When it’s Judge, and it’s a core muscle situation, it’s "real" enough. He’s already conceded that this problem likely surfaced from the combination of too many BP swings and compensating for last season’s toe injury, which cost him seven weeks on the IL. Hearing the toe come up again 10 months later can’t be a comforting thought for the Yankees, and a core issue, for someone as powerful as Judge, is something that will have Boone holding his breath on each swing over the next week.

Realistically, Judge isn’t out of the woods yet, despite Boone’s optimism (he’s tricked us before). And the fact that the manager struck a far more serious tone on LeMahieu — Boone used the word “significant” — moves him from questionable to doubtful in our mind for Opening Day. The clock is working against the Yankees at this point, and it doesn’t help that LeMahieu’s bone bruise is on the same right (back) foot that was impacted by the toe ligament damage from two years ago. The lingering fallout from that injury bothered LeMahieu into the All-Star break last season, so the Yankees are going to be super-careful with him this time around.

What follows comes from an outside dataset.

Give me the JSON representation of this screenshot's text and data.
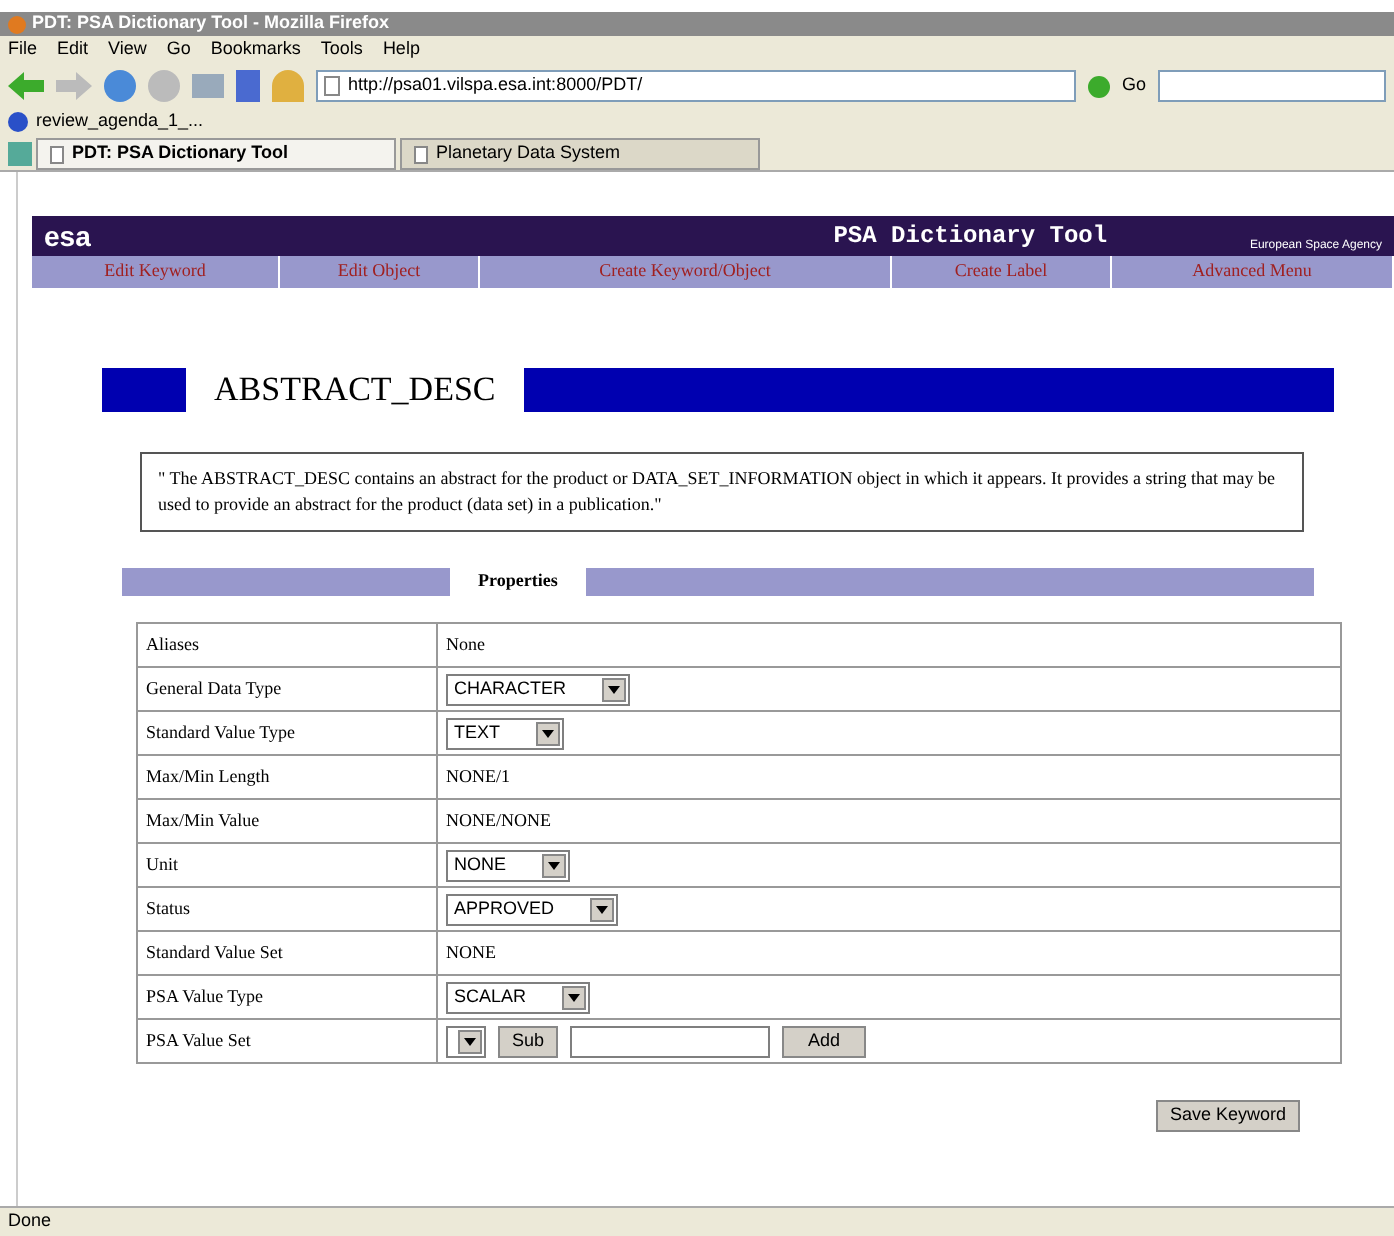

That points to more of an extended rest and conservative ramp-up, which could then delay LeMahieu into April. Unlike Judge, LeMahieu does have more reps (6-for-27, one double in 10 games) so he was feasibly closer to season-ready. But if he can’t get back into some sort of game-action in Florida, the Yankees sound hesitant to push his recovery process, especially after what he’s been through the past two seasons on that same foot.

“I’m not going to have him playing through anything initially,” Boone said. “Because I feel like that’s where you start compensating and then you start putting other parts of the body — and that foot even — in jeopardy.”

In the meantime, the Yankees will be doing their own compensating for missing these key pieces. And this season is already feeling a bit too familiar — in a bad way.